Land Trust Awarded Grant to Protect Hine’s Emerald Dragonfly Habitat


Door County Land Trust (DCLT) was awarded a Midwest Coastal Grant from the United States Fish & Wildlife Service (USFWS) in the amount of $196,736 to conduct invasive species control at Kellner Fen Natural Area, just north of Sturgeon Bay. The control of these plants directly relates to protecting the Hine’s emerald dragonfly (HED) (Somatochlora hineana) in Door County, where an estimated two-thirds of the world’s population lives. Within that population, Kellner Fen is one of eleven areas on the peninsula identified as critical breeding habitat for these dragonflies.


“Other than protecting the direct loss of habitat due to development, removal of invasive species to restore ecological processes that threaten Hine’s emerald dragonfly populations is the most important thing we can do to protect them,” said Jesse Koyen, DCLT Stewardship Director.


Invasive, non-native shrubs—like glossy buckthorn and Eurasian honeysuckle—out-compete native species and can overtake the landscape as a monoculture that offers little diversity, greatly degrading the ecosystem.
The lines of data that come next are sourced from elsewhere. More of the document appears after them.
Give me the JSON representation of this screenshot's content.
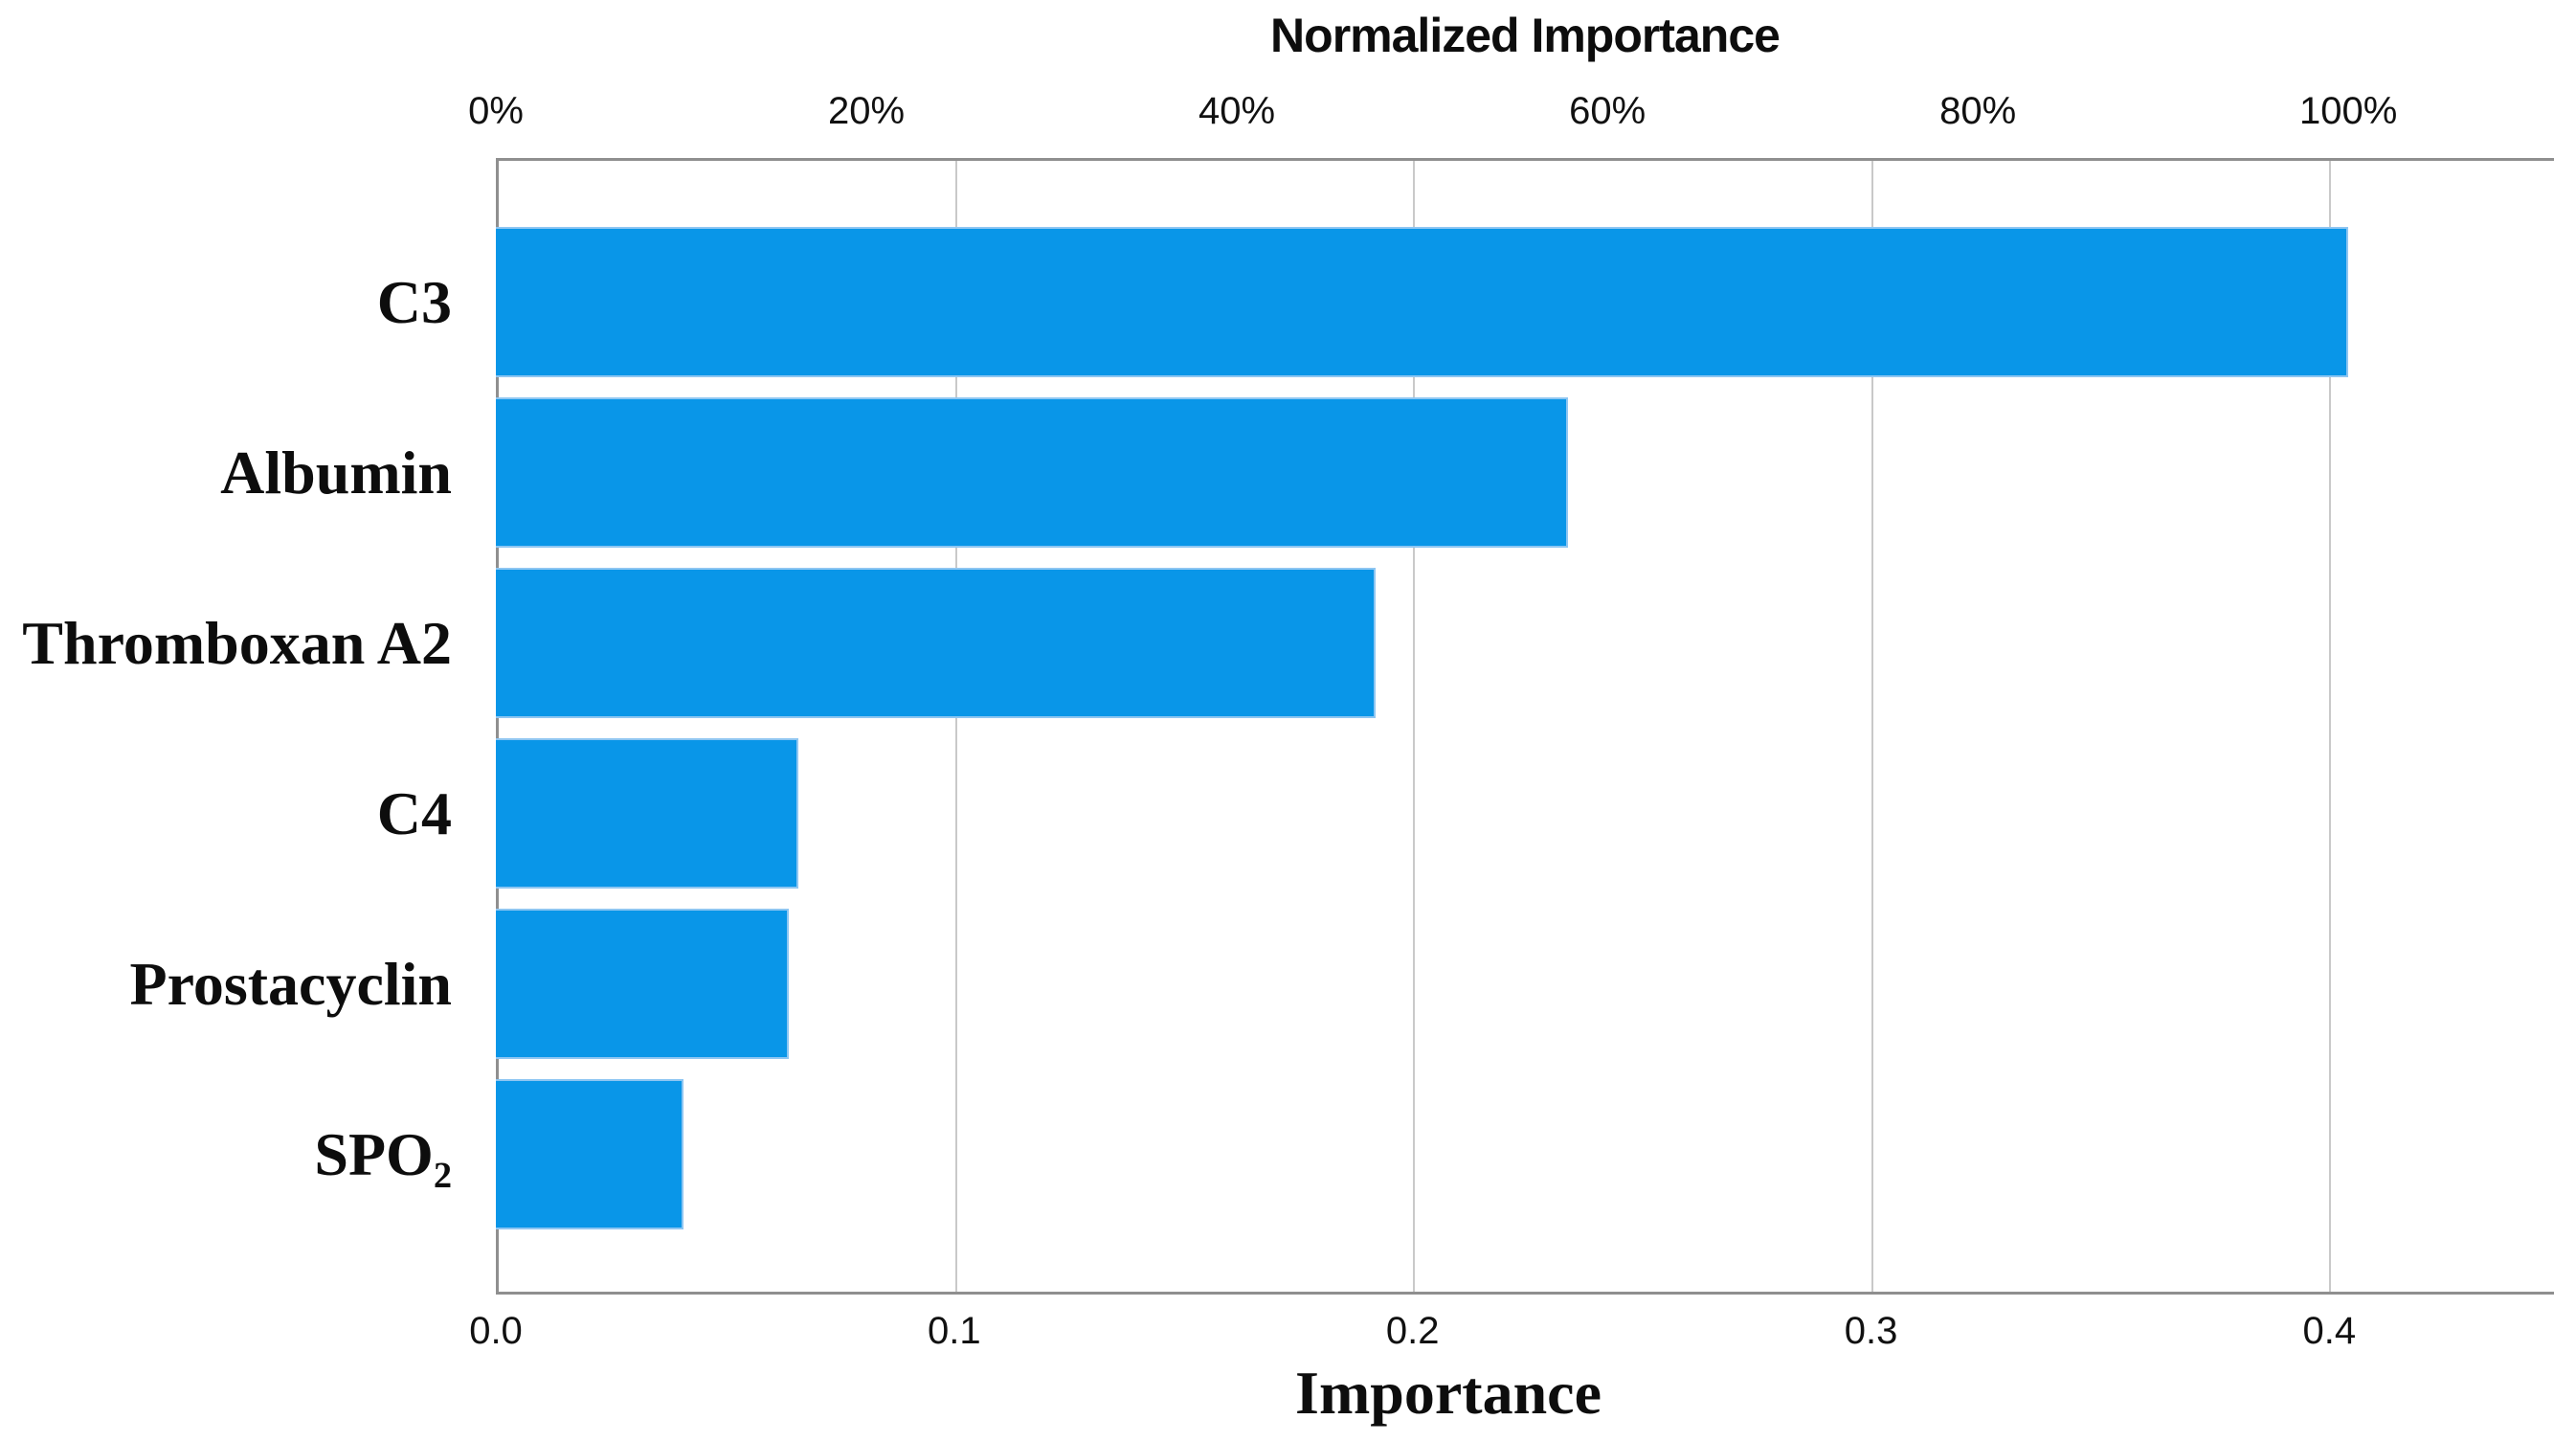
{
  "chart_data": {
    "type": "bar",
    "orientation": "horizontal",
    "title": "Normalized Importance",
    "xlabel_bottom": "Importance",
    "xlabel_top": "Normalized Importance",
    "legend": "none",
    "grid": "vertical gridlines at bottom-axis ticks, full plot height",
    "categories": [
      "C3",
      "Albumin",
      "Thromboxan A2",
      "C4",
      "Prostacyclin",
      "SPO₂"
    ],
    "series": [
      {
        "name": "Importance",
        "values": [
          0.404,
          0.234,
          0.192,
          0.066,
          0.064,
          0.041
        ]
      },
      {
        "name": "Normalized Importance (%)",
        "values": [
          100,
          57.8,
          47.5,
          16.4,
          16.0,
          10.2
        ]
      }
    ],
    "bottom_axis": {
      "label": "Importance",
      "range": [
        0,
        0.449
      ],
      "ticks": [
        {
          "label": "0.0",
          "value": 0.0
        },
        {
          "label": "0.1",
          "value": 0.1
        },
        {
          "label": "0.2",
          "value": 0.2
        },
        {
          "label": "0.3",
          "value": 0.3
        },
        {
          "label": "0.4",
          "value": 0.4
        }
      ]
    },
    "top_axis": {
      "label": "Normalized Importance",
      "range": [
        0,
        111.1
      ],
      "ticks": [
        {
          "label": "0%",
          "value": 0
        },
        {
          "label": "20%",
          "value": 20
        },
        {
          "label": "40%",
          "value": 40
        },
        {
          "label": "60%",
          "value": 60
        },
        {
          "label": "80%",
          "value": 80
        },
        {
          "label": "100%",
          "value": 100
        }
      ]
    },
    "bar_color": "#0996e8",
    "bar_border_color": "#8ec6f2",
    "axis_line_color": "#8f8f8f",
    "grid_color": "#c9c9c9",
    "text_color": "#0d0d0d"
  }
}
By removing these invasive species, the landscape is restored to its natural plant diversity, which supports a broader range of insects—an essential component for insectivores like the Hine’s emerald dragonfly.
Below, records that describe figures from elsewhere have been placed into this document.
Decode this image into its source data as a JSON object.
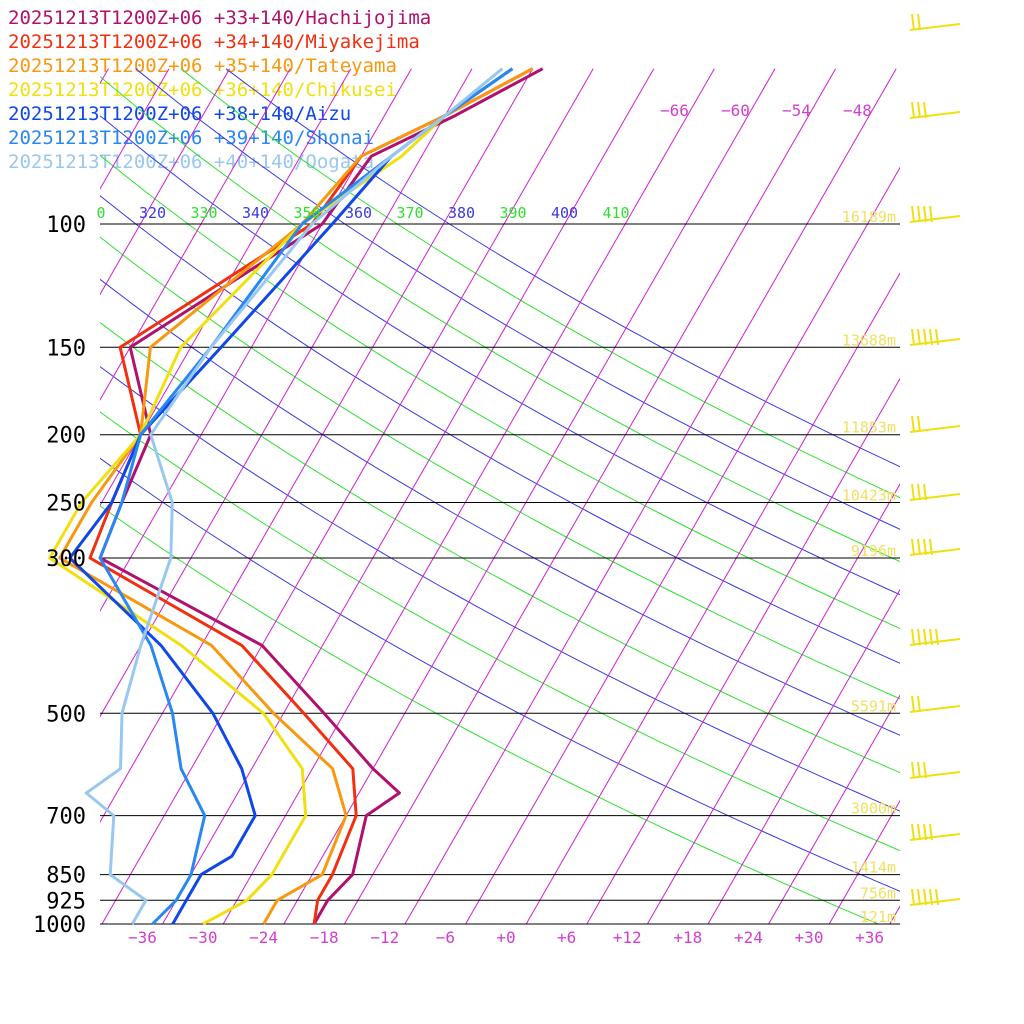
{
  "chart_data": {
    "type": "line",
    "subtype": "skew-t log-p sounding",
    "pressure_levels": [
      100,
      150,
      200,
      250,
      300,
      500,
      700,
      850,
      925,
      1000
    ],
    "temp_ticks": [
      -36,
      -30,
      -24,
      -18,
      -12,
      -6,
      0,
      6,
      12,
      18,
      24,
      30,
      36
    ],
    "temp_tick_labels": [
      "−36",
      "−30",
      "−24",
      "−18",
      "−12",
      "−6",
      "+0",
      "+6",
      "+12",
      "+18",
      "+24",
      "+30",
      "+36"
    ],
    "upper_temp_labels": [
      "−66",
      "−60",
      "−54",
      "−48"
    ],
    "theta_labels": [
      "0",
      "320",
      "330",
      "340",
      "350",
      "360",
      "370",
      "380",
      "390",
      "400",
      "410"
    ],
    "height_labels": [
      {
        "p": 100,
        "text": "16189m"
      },
      {
        "p": 150,
        "text": "13688m"
      },
      {
        "p": 200,
        "text": "11853m"
      },
      {
        "p": 250,
        "text": "10423m"
      },
      {
        "p": 300,
        "text": "9196m"
      },
      {
        "p": 500,
        "text": "5591m"
      },
      {
        "p": 700,
        "text": "3000m"
      },
      {
        "p": 850,
        "text": "1414m"
      },
      {
        "p": 925,
        "text": "756m"
      },
      {
        "p": 1000,
        "text": "121m"
      }
    ],
    "series": [
      {
        "name": "20251213T1200Z+06 +33+140/Hachijojima",
        "color": "#b0106e",
        "points": [
          [
            60,
            -45
          ],
          [
            70,
            -51
          ],
          [
            80,
            -57
          ],
          [
            100,
            -58
          ],
          [
            150,
            -70
          ],
          [
            200,
            -63
          ],
          [
            250,
            -62
          ],
          [
            300,
            -61
          ],
          [
            400,
            -40
          ],
          [
            500,
            -30
          ],
          [
            600,
            -22
          ],
          [
            650,
            -18
          ],
          [
            700,
            -20
          ],
          [
            850,
            -18
          ],
          [
            925,
            -19
          ],
          [
            1000,
            -19
          ]
        ]
      },
      {
        "name": "20251213T1200Z+06 +34+140/Miyakejima",
        "color": "#f03010",
        "points": [
          [
            60,
            -46
          ],
          [
            70,
            -52
          ],
          [
            80,
            -58
          ],
          [
            100,
            -59
          ],
          [
            150,
            -71
          ],
          [
            200,
            -64
          ],
          [
            250,
            -63
          ],
          [
            300,
            -62
          ],
          [
            400,
            -42
          ],
          [
            500,
            -32
          ],
          [
            600,
            -24
          ],
          [
            700,
            -21
          ],
          [
            850,
            -20
          ],
          [
            925,
            -20
          ],
          [
            1000,
            -19
          ]
        ]
      },
      {
        "name": "20251213T1200Z+06 +35+140/Tateyama",
        "color": "#f89810",
        "points": [
          [
            60,
            -46
          ],
          [
            70,
            -52
          ],
          [
            80,
            -58
          ],
          [
            100,
            -60
          ],
          [
            150,
            -68
          ],
          [
            200,
            -64
          ],
          [
            250,
            -65
          ],
          [
            300,
            -65
          ],
          [
            400,
            -45
          ],
          [
            500,
            -35
          ],
          [
            600,
            -26
          ],
          [
            700,
            -22
          ],
          [
            850,
            -21
          ],
          [
            925,
            -24
          ],
          [
            1000,
            -24
          ]
        ]
      },
      {
        "name": "20251213T1200Z+06 +36+140/Chikusei",
        "color": "#f0e010",
        "points": [
          [
            60,
            -48
          ],
          [
            70,
            -52
          ],
          [
            80,
            -54
          ],
          [
            100,
            -60
          ],
          [
            150,
            -65
          ],
          [
            200,
            -64
          ],
          [
            250,
            -66
          ],
          [
            300,
            -66
          ],
          [
            400,
            -48
          ],
          [
            500,
            -36
          ],
          [
            600,
            -29
          ],
          [
            700,
            -26
          ],
          [
            850,
            -26
          ],
          [
            925,
            -27
          ],
          [
            1000,
            -30
          ]
        ]
      },
      {
        "name": "20251213T1200Z+06 +38+140/Aizu",
        "color": "#1048e8",
        "points": [
          [
            60,
            -48
          ],
          [
            70,
            -52
          ],
          [
            80,
            -55
          ],
          [
            100,
            -57
          ],
          [
            150,
            -61
          ],
          [
            200,
            -64
          ],
          [
            250,
            -63
          ],
          [
            300,
            -64
          ],
          [
            400,
            -50
          ],
          [
            500,
            -41
          ],
          [
            600,
            -35
          ],
          [
            700,
            -31
          ],
          [
            800,
            -31
          ],
          [
            850,
            -33
          ],
          [
            925,
            -33
          ],
          [
            1000,
            -33
          ]
        ]
      },
      {
        "name": "20251213T1200Z+06 +39+140/Shonai",
        "color": "#2888f0",
        "points": [
          [
            60,
            -48
          ],
          [
            70,
            -52
          ],
          [
            80,
            -55
          ],
          [
            100,
            -60
          ],
          [
            150,
            -62
          ],
          [
            200,
            -64
          ],
          [
            250,
            -62
          ],
          [
            300,
            -61
          ],
          [
            400,
            -51
          ],
          [
            500,
            -45
          ],
          [
            600,
            -41
          ],
          [
            700,
            -36
          ],
          [
            850,
            -34
          ],
          [
            925,
            -34
          ],
          [
            1000,
            -35
          ]
        ]
      },
      {
        "name": "20251213T1200Z+06 +40+140/Oogata",
        "color": "#98c8f0",
        "points": [
          [
            60,
            -49
          ],
          [
            70,
            -52
          ],
          [
            80,
            -55
          ],
          [
            100,
            -59
          ],
          [
            150,
            -62
          ],
          [
            200,
            -63
          ],
          [
            250,
            -57
          ],
          [
            300,
            -54
          ],
          [
            400,
            -52
          ],
          [
            500,
            -50
          ],
          [
            600,
            -47
          ],
          [
            650,
            -49
          ],
          [
            700,
            -45
          ],
          [
            850,
            -42
          ],
          [
            925,
            -37
          ],
          [
            1000,
            -37
          ]
        ]
      }
    ]
  }
}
The Hine’s emerald dragonfly is the only endemic Federally endangered animal in Door County. The strict habitat requirements for HED are what make these insects so rare: marshes and wet meadows fed by alkaline groundwater seepage over a base of dolomite bedrock.


The USFWS grant will allow the Land Trust to greatly expand on previous invasive species control work, by not only re-treating previous restoration areas, but by increasing habitat restoration efforts to the entire Kellner Fen Natural Area. Because the Hine’s emerald dragonfly forages well beyond its breeding locations, enhancing the entire natural area will benefit the species by restoring native ecological processes, stopping succession of woody invasive species, creating a buffer for future work, and improving foraging habitat.